Rheinland-Pfalz will Verwaltungsdigitalisierung mit vergaberechtlichem Ausnahmetatbestand beschleunigen

In Rheinland-Pfalz können Aufträge, mit denen Leistungen zur Umsetzung des Onlinezugangsgesetz (OZG) beschafft werden sollen, unterhalb der vergaberechtlichen Schwellenwerte ohne wettbewerbliches Vergabeverfahren vergeben werden. Das sehen die Maßnahmen der Landesregierung zur Entbürokratisierung im Haushaltsvergaberecht vor.

Eine kurze Einordnung:

Hintergrund

„Eine Verwaltung, die aktuellen Anforderungen entsprechen soll, muss sich laufend selbst erneuern“, lautet das Credo des Bundesinnenministeriums. Hinsichtlich der Digitalisierung ist das mit der laufenden Erneuerung allerdings so eine Sache: Dass bisher nur wenige der dazu notwendigen Digitalisierungsziele erreicht werden konnten, ist hinlänglich bekannt. Gerade die föderale Zersplitterung und knappe Ressourcen in kleinen Gemeinden machen die Umsetzung von Digitalisierungsprojekten oft unmöglich. Dort, wo Onlinedienste erfolgreich entwickelt wurden, sind diese bisher oft nur in einzelnen Ländern oder Kommunen verfügbar.

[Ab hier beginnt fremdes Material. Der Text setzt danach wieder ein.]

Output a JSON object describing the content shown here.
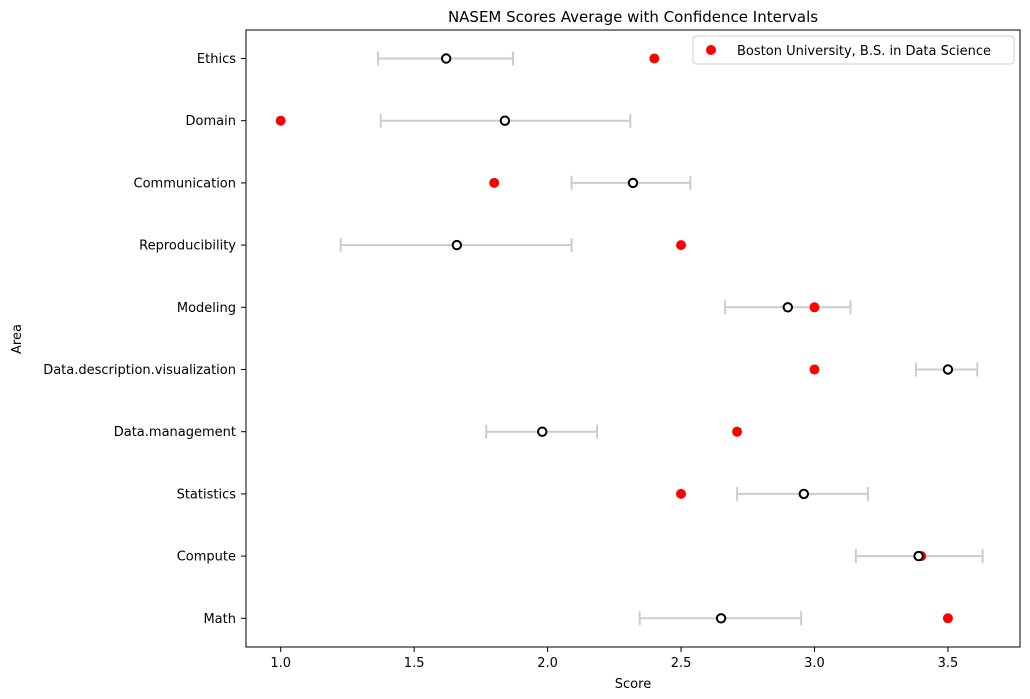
{
  "chart_data": {
    "type": "scatter",
    "title": "NASEM Scores Average with Confidence Intervals",
    "xlabel": "Score",
    "ylabel": "Area",
    "xlim": [
      0.87,
      3.77
    ],
    "x_ticks": [
      1.0,
      1.5,
      2.0,
      2.5,
      3.0,
      3.5
    ],
    "x_tick_labels": [
      "1.0",
      "1.5",
      "2.0",
      "2.5",
      "3.0",
      "3.5"
    ],
    "categories": [
      "Ethics",
      "Domain",
      "Communication",
      "Reproducibility",
      "Modeling",
      "Data.description.visualization",
      "Data.management",
      "Statistics",
      "Compute",
      "Math"
    ],
    "grid": false,
    "legend_position": "top-right",
    "series": [
      {
        "name": "Boston University, B.S. in Data Science",
        "marker": "filled-circle",
        "color": "#ff0000",
        "values": [
          2.4,
          1.0,
          1.8,
          2.5,
          3.0,
          3.0,
          2.71,
          2.5,
          3.4,
          3.5
        ]
      },
      {
        "marker": "open-circle",
        "color": "#000000",
        "values": [
          1.62,
          1.84,
          2.32,
          1.66,
          2.9,
          3.5,
          1.98,
          2.96,
          3.39,
          2.65
        ],
        "ci_low": [
          1.365,
          1.375,
          2.09,
          1.225,
          2.665,
          3.38,
          1.77,
          2.71,
          3.155,
          2.345
        ],
        "ci_high": [
          1.87,
          2.31,
          2.535,
          2.09,
          3.135,
          3.61,
          2.185,
          3.2,
          3.63,
          2.95
        ],
        "ci_color": "#cccccc"
      }
    ]
  }
}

Als wichtiger Baustein der Verwaltungsdigitalisierung gilt dabei das Onlinezugangsgesetz (OZG). Das im Jahr 2017 in Kraft getretene Gesetz zur Verbesserung des Onlinezugangs zu Verwaltungsleistungen verpflichtet Bund und Länder, ihre Verwaltungsleistungen auch elektronisch über Verwaltungsportale anzubieten. Ziel ist, dass Bürgerinnen, Bürger und Unternehmen staatliche Leistungen einfach und sicher online beantragen können.

Der Bund stellt dazu die BundID bereit, das zentrale Nutzerkonto, mit dem sich Bürgerinnen und Bürger für Online-Verwaltungsleistungen öffentlicher Stellen identifizieren und authentifizieren können. Mit einem BundID-Konto sollen digitale Verwaltungsleistungen von Bund, Ländern, Kommunen und weiteren Stellen wie Hochschulen sicher, einfach und flexibel genutzt werden können. Basierend auf dem Gesetz zur Änderung des Onlinezugangsgesetzes (OZGÄndG) wird die BundID derzeit zum zentralen Bürgerkonto weiterentwickelt.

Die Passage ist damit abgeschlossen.